The Summit was held in response to a spike in property and violent crimes – including car jackings, burglaries and larceny offences – with police struggling to control a small group of repeat offenders.

Youth Crime

Speaking at the Summit, Victoria Police Commissioner Graham Ashton said he was particularly about the increasingly violent nature of crimes.

Research suggests that youth crime has increased by 7.6% in Victoria, up to 20,380 per year after several years of decline. As to reoffending rate, 13% of youth offenders were involved in five or more crimes within the previous year, and a total of 687 children aged between 10 and 17 had been arrested 11 or more times.

Mr Ashton says police are having trouble containing several groups of “vigilante” youths, which according to him are causing havoc across Melbourne’s western suburbs.

Risk Factors

The forum is looking at ways to deal with risk factors associated with offending, including substance abuse, mental health issues and lack of employment opportunities.

Ashton says the event was about stopping the cycle of crime:

“We’re probably destined to keep… [arresting the same offenders] unless we work out what are the causal factors that are driving it in order to prevent it,” he said.

Ashton believes youth unemployment, obstacles to securing government benefits and a lack of optimism for the future are all contributing to the lure of crime:

“One offender said it was easier to sell drugs than it was to negotiate Centrelink,” he noted.

He quoted another offender as saying, “What is the point of dreaming of getting a good job one day when you can’t even get a job at the local supermarket?”.

Government Approach

Victorian Premier Daniel Andrews appears to be warming to the idea that youth crime cannot be solved by simply “wielding a big stick”:

“An incarceration-only approach is simply an apprenticeship to a life of crime,” Mr Andrews acknowledged. “It costs a lot and it’s not a smart investment.”

He pledged to continue investing in TAFE and other education institutions to give young people a sense of optimism for the future.

The Commissioner for Children and Young People, Liana Buchanan, undertook to review the state’s tough position on youth bail:

“What we know is that locking kids up generally doesn’t work in the long term,” she said.

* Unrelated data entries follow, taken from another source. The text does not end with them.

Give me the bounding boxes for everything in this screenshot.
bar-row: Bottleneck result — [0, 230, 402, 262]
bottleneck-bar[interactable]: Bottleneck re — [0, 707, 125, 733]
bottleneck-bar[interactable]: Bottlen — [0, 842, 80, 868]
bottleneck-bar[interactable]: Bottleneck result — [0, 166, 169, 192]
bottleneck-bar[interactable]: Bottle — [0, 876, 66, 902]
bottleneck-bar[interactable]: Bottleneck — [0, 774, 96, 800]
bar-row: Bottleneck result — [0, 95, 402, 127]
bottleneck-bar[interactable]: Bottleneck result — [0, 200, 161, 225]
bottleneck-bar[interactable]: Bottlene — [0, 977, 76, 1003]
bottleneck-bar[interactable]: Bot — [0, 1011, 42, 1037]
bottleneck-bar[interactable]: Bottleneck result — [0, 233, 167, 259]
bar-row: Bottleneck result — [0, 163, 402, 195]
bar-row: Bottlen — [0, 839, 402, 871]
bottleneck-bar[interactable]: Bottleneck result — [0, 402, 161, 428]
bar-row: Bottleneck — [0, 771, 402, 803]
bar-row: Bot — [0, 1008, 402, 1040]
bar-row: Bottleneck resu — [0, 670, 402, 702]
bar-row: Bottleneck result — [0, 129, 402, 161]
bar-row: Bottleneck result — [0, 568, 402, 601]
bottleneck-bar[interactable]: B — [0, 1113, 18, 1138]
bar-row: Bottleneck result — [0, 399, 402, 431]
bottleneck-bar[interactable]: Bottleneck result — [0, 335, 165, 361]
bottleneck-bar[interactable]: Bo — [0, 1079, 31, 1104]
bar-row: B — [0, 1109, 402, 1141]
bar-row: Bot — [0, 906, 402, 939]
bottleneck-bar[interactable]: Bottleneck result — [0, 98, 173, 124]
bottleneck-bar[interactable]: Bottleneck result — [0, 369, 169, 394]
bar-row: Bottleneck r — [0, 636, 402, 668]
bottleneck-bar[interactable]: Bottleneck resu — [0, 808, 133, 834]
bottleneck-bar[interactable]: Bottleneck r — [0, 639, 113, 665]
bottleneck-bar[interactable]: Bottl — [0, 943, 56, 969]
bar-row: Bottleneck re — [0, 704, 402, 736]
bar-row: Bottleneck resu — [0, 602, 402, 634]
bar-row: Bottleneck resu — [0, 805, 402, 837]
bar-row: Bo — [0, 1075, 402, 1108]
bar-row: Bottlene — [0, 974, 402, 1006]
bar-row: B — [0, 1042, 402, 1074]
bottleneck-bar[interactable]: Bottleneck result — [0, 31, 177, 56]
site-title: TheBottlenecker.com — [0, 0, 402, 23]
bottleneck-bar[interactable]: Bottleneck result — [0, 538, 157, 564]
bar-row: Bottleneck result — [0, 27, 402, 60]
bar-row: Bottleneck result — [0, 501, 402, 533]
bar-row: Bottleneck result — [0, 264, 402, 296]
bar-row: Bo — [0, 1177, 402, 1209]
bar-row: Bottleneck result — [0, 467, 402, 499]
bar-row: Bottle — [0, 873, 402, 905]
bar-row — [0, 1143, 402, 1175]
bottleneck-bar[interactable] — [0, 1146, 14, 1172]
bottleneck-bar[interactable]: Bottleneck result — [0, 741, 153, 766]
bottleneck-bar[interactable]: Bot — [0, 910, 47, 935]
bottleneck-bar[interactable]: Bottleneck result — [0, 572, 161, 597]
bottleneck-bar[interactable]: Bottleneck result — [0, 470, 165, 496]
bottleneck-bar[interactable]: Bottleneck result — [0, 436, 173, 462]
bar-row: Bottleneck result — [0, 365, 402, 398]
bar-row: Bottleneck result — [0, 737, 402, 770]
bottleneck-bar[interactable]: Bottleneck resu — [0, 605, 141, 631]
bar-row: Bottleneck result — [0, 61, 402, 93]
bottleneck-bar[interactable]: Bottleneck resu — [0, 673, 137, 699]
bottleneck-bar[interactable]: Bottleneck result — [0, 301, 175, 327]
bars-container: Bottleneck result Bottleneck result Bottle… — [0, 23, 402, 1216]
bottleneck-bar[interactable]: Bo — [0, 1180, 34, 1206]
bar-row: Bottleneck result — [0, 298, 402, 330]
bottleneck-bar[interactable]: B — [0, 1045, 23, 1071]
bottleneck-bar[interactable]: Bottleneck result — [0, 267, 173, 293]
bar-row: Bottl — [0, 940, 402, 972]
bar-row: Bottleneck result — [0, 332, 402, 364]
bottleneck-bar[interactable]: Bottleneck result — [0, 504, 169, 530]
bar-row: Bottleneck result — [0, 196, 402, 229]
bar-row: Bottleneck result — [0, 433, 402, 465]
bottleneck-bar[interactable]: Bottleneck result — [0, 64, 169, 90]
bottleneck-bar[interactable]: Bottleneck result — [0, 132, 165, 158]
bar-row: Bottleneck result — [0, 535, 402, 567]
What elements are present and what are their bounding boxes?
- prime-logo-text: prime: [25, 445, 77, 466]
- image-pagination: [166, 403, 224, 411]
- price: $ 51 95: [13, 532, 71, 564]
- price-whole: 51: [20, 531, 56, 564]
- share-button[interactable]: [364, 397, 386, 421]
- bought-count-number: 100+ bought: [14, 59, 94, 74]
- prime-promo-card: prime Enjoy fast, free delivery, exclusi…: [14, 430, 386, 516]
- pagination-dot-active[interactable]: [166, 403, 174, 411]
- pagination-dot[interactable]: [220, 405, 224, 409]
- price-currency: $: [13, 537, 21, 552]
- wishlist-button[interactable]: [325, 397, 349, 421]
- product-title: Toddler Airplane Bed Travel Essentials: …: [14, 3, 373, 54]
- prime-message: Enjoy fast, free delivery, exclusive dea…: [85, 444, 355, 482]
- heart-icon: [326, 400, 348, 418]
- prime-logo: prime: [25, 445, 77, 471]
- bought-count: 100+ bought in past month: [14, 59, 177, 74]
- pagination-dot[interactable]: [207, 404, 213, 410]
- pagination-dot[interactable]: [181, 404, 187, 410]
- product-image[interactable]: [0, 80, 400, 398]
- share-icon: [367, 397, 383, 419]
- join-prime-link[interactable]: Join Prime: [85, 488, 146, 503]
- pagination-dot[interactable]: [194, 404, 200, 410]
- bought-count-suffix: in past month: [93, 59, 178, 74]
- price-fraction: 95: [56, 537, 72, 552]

“Generally it increases the likelihood they’ll reoffend.”

Flinders University Professor Mark Halsey, who recently completed a 10-year prison study, highlighted what we already know – that imprisonment is counterproductive to rehabilitation and only solidifies the cycle of crime. He believes mentoring is an important way of breaking the youth crime cycle – proposing a program whereby former gang members and those who have served time take young people under their wing and teach them the error of their ways, as well as what they can achieve if they put their minds to it.

Mr Halsey highlights the link between a dysfunctional home environment and offending, saying that some children are drawn to criminal groups due to a yearning for recognition:

“It’s internalised hurt, confusion, shame, [and] alienation being manifested as externalised violence and mayhem on the streets,” he said, adding that many children join gangs for a “sense of belonging and identity”.

Many hope these recommendations for reform will be acted upon by the Victorian state government and beyond.